Load all capabilities

tasks = load_tasks(limit=10)

configure_model_ids

configure_model_ids(
    tasks: Union[TaskQueue, List[Task]],
    *,
    evaluator_model_id: Optional[str] = None,
    judge_engine_config: Optional[
        Gaia2JudgeEngineConfig
    ] = None,
) -> Union[TaskQueue, List[Task]]

Configure model IDs and judge engine for benchmark components.

Gaia2's GraphPerEventJudge uses an LLM for semantic comparison of tool arguments (email content, calendar descriptions, etc.). By default it uses ARE's built-in defaults (meta-llama/Meta-Llama-3.3-70B-Instruct via HuggingFace). Pass judge_engine_config to override the model/provider.

Note: Gaia2 doesn't have a user simulator (interactions happen through scheduled events), so there's no user_model_id.

PARAMETER	DESCRIPTION
tasks	TaskQueue or list of Tasks to configure. TYPE: Union[TaskQueue, List[Task]]
evaluator_model_id	Optional model ID for LLM-based evaluation. TYPE: Optional[str] DEFAULT: None
judge_engine_config	Optional judge engine configuration. Controls which LLM model and provider the ARE judge uses for semantic comparison. When None, ARE's defaults are used. TYPE: Optional[Gaia2JudgeEngineConfig] DEFAULT: None

RETURNS	DESCRIPTION
Union[TaskQueue, List[Task]]	The same collection (mutated in place for convenience).

Example::

>>> tasks = load_tasks(capability="execution", limit=5)
>>> configure_model_ids(
...     tasks,
...     judge_engine_config=Gaia2JudgeEngineConfig(
...         provider="openrouter",
...     ),
... )

compute_gaia2_metrics

compute_gaia2_metrics(
    results: List[Dict[str, Any]],
) -> Dict[str, Any]

Compute summary metrics across all Gaia2 benchmark results.

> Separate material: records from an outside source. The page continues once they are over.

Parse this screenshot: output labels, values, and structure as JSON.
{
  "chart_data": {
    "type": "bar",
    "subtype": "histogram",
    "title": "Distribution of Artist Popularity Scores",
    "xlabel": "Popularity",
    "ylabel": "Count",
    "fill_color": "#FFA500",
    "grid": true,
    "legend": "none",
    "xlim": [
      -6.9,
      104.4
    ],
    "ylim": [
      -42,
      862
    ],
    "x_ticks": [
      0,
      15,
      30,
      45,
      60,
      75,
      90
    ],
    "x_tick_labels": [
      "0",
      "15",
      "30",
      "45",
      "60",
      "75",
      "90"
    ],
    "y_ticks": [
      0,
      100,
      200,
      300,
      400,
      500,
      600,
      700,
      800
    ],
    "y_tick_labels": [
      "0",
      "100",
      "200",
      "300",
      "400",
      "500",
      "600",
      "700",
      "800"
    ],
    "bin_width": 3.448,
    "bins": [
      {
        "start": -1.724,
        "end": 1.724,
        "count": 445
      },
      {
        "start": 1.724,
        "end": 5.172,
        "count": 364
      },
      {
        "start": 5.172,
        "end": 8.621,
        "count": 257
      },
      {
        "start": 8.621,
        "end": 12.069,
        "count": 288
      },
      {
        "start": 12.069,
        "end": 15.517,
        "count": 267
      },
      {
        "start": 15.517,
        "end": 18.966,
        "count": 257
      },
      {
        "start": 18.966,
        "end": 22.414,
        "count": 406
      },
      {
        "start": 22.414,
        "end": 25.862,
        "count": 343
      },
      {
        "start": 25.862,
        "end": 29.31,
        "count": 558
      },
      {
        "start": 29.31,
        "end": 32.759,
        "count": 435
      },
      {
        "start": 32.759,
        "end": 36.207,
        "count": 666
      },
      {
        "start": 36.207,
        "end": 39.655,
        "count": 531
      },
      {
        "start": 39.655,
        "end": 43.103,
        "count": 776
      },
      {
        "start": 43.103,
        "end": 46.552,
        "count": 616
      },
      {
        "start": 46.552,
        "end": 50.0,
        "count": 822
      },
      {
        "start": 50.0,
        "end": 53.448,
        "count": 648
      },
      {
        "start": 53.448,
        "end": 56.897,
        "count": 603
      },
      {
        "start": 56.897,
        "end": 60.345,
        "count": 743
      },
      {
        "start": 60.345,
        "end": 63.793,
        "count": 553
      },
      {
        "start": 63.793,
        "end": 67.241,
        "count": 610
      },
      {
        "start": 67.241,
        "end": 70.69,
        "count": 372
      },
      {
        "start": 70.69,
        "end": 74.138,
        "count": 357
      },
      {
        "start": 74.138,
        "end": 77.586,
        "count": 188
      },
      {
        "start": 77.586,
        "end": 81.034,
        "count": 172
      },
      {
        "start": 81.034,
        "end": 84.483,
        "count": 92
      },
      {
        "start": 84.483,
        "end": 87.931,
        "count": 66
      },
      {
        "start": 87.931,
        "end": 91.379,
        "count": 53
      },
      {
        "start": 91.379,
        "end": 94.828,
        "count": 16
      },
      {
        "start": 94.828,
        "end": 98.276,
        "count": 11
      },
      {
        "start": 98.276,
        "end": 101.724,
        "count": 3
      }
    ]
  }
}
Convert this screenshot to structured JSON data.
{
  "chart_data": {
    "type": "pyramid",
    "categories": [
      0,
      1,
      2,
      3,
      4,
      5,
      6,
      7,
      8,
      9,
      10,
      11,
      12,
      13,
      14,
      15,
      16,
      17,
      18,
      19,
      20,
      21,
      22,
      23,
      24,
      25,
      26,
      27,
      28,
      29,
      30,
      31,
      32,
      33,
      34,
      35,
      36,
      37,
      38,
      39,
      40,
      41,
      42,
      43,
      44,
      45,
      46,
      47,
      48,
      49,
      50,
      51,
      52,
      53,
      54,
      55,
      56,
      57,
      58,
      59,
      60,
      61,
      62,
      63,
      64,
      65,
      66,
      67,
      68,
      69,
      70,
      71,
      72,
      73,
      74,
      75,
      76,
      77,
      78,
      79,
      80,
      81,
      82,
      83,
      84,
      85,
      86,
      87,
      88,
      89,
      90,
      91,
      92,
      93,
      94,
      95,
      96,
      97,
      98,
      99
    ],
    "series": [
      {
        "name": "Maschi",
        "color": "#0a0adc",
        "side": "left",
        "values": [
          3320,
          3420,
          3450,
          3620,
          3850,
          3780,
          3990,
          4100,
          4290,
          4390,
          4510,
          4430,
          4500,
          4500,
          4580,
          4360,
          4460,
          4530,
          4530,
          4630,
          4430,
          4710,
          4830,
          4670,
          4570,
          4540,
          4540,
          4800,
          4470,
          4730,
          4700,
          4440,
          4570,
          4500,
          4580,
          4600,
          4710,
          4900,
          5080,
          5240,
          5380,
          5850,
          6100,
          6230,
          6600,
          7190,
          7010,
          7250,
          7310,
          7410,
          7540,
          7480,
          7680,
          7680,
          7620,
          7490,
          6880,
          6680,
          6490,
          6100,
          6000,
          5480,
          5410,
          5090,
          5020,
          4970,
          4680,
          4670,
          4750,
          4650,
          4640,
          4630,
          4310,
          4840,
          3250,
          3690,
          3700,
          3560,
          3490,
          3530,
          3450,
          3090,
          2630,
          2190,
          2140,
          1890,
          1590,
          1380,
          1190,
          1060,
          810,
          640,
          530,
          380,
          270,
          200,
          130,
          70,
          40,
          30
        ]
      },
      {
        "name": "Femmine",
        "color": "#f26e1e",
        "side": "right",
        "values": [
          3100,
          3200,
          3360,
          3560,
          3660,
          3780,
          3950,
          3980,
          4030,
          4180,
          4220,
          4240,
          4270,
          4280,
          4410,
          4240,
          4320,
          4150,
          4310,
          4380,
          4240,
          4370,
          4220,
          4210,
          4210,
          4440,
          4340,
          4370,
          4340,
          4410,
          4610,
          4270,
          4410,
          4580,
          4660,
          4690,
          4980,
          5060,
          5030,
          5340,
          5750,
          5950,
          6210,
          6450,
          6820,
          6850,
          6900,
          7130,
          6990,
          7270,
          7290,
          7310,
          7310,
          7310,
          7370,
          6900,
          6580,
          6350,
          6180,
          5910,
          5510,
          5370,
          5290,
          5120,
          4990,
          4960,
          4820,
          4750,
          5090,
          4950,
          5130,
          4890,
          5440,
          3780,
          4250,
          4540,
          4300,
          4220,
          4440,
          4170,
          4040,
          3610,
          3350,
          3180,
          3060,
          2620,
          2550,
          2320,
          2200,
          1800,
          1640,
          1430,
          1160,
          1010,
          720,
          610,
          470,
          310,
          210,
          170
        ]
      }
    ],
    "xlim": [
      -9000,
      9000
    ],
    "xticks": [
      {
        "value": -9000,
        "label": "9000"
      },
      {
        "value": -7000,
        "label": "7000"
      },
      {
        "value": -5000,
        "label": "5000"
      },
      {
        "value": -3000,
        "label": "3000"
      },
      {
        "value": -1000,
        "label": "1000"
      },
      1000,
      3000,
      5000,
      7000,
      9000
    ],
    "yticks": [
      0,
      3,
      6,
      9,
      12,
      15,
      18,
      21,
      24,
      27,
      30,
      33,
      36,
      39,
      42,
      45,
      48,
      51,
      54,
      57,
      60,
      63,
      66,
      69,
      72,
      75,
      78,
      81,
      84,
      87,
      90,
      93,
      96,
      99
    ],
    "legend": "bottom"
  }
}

Matches ARE's scoring logic: - Only validated runs (non-null GSR) count toward success rate - Exceptions and no_validation results are excluded from scoring - ARE benchmark/report_stats.py: success_rate calculated only from validated runs

PARAMETER	DESCRIPTION
results	List of result dicts from benchmark.run() TYPE: List[Dict[str, Any]]

RETURNS	DESCRIPTION
Dict[str, Any]	Dict with metrics including total_tasks, scored_tasks, GSR, and per-capability breakdown.